The History and Modern Day Practice of Creating Art Out of Metalwork

Technically, the practice of metalwork involves making any type of object out of metal. But in practice, you are more likely to associate metal products with creating practical product for everyday use. However, metal has also been responsible for the creation of beautiful decorative art pieces.

Early Metal Art

As early as 2500 B.C., people began to use molds to shape molten metal, in order to turn the metal into tools and adornments. Jewelry made from silver and gold became common by the Neolithic Period. During these early periods, jewelry and other artifacts continued to be primarily made from wood, bone, stones and ivory, but the process of pouring molten metal was added to these primitive elements.

Bronze and Iron Age Metal Art

By the Bronze and Iron Age, several different types of materials were added to the metalworker’s skill set. Workers were able to include all of the following in their art:

  1. Goldsmithing
  2. Silversmithing
  3. Ironsmithing

The result created many religious works of art, including early Christian works focusing on the cross, Greek bronze sculptures, Persian goldsmithing and Celtic battle art. By the 12th century, metals such as silver and gold, would be in high demand throughout Europe.
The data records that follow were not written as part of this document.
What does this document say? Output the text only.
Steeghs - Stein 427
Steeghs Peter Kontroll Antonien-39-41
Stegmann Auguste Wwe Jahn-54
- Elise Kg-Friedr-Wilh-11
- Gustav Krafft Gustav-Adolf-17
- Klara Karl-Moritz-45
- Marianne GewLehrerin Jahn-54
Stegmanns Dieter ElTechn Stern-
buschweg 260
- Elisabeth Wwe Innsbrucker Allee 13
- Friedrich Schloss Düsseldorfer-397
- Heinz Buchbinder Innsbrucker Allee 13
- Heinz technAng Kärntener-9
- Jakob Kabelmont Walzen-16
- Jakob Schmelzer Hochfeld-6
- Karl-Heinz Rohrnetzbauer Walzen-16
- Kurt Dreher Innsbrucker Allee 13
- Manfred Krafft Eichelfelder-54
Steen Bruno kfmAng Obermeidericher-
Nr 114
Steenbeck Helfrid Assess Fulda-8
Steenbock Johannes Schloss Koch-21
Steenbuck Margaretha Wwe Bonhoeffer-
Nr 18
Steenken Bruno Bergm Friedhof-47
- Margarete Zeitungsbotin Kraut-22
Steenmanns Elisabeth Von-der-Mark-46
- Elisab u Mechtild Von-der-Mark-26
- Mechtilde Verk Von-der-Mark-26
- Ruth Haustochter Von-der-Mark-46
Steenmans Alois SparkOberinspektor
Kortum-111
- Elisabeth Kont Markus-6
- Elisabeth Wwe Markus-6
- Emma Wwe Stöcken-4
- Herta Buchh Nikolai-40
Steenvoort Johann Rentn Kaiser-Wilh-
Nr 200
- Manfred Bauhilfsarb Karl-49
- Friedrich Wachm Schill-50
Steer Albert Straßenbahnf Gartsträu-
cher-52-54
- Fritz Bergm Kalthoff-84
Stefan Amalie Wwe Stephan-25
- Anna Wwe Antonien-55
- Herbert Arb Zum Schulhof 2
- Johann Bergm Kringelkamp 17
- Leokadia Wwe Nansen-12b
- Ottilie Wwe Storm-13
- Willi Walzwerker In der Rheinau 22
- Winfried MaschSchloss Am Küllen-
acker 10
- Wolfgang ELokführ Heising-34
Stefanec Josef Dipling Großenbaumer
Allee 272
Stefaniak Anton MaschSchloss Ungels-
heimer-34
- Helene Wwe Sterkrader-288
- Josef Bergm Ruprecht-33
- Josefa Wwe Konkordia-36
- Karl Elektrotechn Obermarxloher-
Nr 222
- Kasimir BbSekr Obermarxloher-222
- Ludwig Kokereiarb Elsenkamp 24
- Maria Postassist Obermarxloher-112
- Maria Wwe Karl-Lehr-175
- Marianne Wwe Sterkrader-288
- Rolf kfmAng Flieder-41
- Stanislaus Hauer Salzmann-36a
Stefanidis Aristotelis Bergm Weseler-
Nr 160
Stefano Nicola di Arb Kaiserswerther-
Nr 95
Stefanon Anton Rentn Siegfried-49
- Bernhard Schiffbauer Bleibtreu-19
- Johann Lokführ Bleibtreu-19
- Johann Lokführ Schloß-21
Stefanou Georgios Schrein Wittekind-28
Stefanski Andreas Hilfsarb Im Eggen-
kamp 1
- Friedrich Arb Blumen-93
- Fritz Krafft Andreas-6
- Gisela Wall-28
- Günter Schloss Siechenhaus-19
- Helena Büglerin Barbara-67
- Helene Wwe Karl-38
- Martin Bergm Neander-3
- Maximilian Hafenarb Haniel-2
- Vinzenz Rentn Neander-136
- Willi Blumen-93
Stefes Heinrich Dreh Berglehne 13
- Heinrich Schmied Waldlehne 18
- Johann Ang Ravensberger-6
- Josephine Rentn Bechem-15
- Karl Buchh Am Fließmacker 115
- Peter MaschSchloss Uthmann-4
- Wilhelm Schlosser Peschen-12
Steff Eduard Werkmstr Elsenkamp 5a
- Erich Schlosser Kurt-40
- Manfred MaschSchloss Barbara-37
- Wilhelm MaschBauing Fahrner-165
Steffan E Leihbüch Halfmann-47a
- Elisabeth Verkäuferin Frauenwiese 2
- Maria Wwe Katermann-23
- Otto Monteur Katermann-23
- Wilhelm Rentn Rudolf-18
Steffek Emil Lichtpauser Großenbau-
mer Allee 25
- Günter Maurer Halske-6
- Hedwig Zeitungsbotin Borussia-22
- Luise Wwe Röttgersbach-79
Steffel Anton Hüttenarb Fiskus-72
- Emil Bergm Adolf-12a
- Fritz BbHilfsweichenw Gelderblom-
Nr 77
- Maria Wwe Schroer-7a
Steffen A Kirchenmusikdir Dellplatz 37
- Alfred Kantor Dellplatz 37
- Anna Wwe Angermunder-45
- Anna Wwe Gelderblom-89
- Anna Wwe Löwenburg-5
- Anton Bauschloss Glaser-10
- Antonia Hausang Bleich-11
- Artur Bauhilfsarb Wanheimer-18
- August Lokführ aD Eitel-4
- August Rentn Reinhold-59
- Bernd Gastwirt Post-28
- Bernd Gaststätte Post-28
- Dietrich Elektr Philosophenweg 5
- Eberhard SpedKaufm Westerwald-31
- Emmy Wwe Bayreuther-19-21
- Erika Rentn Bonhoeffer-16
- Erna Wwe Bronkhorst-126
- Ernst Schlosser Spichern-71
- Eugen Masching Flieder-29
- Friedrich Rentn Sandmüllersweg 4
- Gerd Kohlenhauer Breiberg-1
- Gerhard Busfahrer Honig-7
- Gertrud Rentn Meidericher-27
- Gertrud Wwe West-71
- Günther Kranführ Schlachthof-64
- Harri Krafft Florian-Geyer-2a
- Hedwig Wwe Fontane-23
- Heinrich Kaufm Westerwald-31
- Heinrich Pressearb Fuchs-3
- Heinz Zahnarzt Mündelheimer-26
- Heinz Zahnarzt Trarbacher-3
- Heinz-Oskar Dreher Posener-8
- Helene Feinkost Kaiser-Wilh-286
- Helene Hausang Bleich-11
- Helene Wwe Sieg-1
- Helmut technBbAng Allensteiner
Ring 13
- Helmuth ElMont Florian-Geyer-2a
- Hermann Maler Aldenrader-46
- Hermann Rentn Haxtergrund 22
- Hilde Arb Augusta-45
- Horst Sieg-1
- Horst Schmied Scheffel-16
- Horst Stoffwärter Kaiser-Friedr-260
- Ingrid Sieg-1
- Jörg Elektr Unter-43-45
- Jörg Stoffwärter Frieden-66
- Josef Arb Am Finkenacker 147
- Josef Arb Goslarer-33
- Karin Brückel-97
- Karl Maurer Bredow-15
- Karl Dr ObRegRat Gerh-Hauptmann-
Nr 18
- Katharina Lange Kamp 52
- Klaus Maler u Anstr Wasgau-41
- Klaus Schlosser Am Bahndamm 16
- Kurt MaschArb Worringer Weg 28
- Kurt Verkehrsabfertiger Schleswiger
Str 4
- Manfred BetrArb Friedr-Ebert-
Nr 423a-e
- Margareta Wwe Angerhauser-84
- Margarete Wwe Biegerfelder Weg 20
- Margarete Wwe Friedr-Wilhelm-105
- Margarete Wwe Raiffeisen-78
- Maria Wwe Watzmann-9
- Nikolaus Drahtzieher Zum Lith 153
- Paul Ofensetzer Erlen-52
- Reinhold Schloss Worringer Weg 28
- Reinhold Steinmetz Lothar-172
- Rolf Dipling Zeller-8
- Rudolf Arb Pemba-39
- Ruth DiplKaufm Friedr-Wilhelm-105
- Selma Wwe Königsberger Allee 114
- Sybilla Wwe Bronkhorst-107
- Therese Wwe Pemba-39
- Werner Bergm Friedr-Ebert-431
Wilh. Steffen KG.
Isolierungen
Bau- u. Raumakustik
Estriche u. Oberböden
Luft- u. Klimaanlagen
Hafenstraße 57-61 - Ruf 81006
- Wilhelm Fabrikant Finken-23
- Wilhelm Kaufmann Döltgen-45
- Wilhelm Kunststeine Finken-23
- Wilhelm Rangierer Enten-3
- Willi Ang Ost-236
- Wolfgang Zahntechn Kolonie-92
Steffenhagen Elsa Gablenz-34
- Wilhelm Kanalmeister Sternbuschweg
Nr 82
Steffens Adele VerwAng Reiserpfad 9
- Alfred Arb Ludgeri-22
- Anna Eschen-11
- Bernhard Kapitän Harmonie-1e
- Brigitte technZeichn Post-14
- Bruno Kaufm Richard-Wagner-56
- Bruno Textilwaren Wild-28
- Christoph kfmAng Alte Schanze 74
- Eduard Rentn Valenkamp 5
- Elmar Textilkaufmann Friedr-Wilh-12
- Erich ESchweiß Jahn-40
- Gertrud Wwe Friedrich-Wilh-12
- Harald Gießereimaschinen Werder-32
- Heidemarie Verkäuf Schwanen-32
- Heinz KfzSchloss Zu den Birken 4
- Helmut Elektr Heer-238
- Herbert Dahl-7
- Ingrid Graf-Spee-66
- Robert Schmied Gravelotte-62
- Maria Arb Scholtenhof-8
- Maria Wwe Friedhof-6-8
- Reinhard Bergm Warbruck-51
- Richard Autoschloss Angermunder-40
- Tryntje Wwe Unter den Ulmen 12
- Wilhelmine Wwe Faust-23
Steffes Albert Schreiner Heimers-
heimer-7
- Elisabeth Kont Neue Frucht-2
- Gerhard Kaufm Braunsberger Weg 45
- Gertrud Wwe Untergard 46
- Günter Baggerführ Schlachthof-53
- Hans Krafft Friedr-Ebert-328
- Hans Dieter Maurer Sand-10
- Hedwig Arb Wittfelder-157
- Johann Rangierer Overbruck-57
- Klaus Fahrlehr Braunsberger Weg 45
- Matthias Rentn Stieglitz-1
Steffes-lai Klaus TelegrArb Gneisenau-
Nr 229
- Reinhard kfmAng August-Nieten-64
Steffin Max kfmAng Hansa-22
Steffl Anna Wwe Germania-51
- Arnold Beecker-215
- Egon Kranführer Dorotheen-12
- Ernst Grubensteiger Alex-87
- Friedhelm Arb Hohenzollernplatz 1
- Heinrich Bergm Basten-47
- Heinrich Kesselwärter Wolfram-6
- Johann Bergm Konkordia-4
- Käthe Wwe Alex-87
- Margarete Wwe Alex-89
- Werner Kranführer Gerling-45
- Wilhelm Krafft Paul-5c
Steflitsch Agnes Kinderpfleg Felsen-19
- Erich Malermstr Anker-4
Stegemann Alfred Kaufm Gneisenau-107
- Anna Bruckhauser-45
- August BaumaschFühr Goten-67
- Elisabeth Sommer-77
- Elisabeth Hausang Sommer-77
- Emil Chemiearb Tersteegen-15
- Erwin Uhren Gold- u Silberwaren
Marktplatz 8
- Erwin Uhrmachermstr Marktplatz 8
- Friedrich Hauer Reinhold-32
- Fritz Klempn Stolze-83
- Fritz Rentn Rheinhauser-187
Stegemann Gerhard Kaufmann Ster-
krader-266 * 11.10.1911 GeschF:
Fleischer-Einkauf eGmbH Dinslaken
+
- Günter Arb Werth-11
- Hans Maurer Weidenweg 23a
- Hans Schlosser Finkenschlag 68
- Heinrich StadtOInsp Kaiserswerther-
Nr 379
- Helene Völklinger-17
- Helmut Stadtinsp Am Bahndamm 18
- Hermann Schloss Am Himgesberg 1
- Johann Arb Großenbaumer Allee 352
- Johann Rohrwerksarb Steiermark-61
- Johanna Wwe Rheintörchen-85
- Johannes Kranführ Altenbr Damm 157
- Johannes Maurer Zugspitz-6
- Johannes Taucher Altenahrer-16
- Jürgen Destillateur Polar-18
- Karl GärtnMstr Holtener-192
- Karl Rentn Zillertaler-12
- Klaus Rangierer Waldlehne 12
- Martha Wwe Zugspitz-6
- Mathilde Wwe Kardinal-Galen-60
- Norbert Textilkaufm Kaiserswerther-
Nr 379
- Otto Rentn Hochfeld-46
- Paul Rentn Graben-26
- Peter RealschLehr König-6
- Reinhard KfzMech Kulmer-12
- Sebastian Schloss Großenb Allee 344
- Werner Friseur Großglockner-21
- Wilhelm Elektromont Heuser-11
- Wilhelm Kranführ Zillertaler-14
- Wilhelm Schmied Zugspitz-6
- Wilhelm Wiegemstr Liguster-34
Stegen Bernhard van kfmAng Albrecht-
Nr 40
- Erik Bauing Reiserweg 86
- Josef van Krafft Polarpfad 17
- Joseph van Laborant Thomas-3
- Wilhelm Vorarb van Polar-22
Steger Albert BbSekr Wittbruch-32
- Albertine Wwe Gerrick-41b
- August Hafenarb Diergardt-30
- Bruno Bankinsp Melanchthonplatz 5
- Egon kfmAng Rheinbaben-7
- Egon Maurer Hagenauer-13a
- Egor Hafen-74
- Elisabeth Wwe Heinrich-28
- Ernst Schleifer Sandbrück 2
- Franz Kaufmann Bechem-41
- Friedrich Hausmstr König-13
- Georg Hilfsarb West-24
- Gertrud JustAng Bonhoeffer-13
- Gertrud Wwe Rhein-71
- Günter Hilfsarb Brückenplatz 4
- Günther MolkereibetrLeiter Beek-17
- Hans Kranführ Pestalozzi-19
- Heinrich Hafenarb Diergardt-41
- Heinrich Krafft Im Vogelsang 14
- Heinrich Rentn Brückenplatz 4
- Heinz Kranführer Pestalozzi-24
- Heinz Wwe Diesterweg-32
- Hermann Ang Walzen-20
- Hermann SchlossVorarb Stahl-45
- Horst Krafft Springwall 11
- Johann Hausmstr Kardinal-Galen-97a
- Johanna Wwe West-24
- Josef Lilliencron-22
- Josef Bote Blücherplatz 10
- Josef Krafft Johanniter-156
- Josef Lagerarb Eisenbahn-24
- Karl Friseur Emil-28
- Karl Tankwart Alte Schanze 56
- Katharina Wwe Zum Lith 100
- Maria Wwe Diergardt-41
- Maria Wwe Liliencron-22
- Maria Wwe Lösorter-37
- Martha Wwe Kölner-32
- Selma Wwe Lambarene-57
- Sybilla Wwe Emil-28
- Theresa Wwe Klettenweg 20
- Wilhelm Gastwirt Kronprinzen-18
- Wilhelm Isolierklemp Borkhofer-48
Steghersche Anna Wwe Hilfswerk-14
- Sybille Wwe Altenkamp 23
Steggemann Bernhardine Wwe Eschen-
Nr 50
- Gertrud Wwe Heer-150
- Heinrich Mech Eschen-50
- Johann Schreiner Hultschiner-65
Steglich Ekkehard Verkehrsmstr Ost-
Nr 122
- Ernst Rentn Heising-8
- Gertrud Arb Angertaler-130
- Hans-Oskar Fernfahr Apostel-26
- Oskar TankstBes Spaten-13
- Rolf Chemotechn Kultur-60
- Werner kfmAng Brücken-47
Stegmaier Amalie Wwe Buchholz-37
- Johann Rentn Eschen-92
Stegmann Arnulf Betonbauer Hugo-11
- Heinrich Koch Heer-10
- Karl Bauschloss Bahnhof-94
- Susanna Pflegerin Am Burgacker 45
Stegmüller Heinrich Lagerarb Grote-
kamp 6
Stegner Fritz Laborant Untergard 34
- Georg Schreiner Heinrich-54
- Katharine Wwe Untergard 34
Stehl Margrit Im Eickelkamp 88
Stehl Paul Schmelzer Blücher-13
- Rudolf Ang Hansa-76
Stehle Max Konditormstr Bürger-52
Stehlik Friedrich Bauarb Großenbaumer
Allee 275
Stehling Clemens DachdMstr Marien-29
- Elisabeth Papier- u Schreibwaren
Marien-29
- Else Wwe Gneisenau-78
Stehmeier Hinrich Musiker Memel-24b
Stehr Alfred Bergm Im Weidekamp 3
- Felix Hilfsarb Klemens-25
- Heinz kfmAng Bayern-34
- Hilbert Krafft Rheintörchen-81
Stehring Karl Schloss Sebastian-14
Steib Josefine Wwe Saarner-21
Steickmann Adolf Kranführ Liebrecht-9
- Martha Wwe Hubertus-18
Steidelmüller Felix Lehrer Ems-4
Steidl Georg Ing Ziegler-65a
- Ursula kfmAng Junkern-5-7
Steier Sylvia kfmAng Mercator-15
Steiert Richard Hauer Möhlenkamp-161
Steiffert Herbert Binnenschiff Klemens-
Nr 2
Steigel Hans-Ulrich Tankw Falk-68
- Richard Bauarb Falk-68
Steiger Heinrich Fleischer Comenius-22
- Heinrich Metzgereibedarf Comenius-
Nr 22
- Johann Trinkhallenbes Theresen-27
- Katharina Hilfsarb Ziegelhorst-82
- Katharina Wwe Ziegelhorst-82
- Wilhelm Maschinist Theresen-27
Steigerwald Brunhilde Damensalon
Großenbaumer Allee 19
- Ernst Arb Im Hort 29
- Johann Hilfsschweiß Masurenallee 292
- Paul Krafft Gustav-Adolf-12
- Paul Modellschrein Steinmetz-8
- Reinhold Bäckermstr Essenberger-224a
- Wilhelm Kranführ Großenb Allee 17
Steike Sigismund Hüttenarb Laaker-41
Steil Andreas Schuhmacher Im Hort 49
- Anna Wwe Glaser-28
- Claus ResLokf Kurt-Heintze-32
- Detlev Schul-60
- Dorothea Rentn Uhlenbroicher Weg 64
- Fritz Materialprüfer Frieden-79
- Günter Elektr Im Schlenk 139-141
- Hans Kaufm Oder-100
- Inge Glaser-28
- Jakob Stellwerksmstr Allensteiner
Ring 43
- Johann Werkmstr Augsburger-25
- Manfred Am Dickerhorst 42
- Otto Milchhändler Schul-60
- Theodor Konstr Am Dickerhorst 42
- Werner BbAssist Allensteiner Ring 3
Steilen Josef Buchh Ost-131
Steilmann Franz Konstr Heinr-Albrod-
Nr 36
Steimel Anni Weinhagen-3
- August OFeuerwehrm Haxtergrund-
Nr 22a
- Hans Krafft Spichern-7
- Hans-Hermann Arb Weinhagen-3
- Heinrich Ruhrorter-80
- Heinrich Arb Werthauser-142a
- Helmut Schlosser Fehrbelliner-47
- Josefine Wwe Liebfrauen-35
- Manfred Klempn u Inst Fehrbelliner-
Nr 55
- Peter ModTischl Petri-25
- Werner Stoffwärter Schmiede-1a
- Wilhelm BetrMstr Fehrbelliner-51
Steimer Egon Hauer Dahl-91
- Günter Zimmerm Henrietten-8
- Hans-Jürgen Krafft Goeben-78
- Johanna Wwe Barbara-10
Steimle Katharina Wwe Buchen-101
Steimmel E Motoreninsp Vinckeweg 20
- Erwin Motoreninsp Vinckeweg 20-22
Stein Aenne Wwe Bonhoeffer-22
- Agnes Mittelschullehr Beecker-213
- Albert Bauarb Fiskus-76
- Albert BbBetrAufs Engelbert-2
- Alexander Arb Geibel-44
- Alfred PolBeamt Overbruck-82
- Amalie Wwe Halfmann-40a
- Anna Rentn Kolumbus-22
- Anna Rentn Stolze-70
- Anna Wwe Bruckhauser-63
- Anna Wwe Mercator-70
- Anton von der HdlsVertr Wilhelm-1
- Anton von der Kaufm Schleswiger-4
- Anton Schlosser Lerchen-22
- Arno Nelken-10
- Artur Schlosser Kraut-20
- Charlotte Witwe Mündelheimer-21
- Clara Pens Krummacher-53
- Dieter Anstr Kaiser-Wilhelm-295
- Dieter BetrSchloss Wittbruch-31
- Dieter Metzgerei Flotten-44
Processes Involved in Metal Art

Regardless of the end product, metalworking involves all of the following processes: hammering, drawing, casting and spinning. Adding decorative pieces to the art can involve any of the following processes:

  1. Embossing
  2. Chasing
  3. Enamel work
  4. Inlaying
  5. Gilding

Metal Cutting

Another important step in creating art pieces out of metal is the process of cutting. During cutting, the metal is finally transformed from molten metal into a definite shape. Other approaches may also be used, such as grinding, brazing and soldering, in order to create the final shape of the art piece.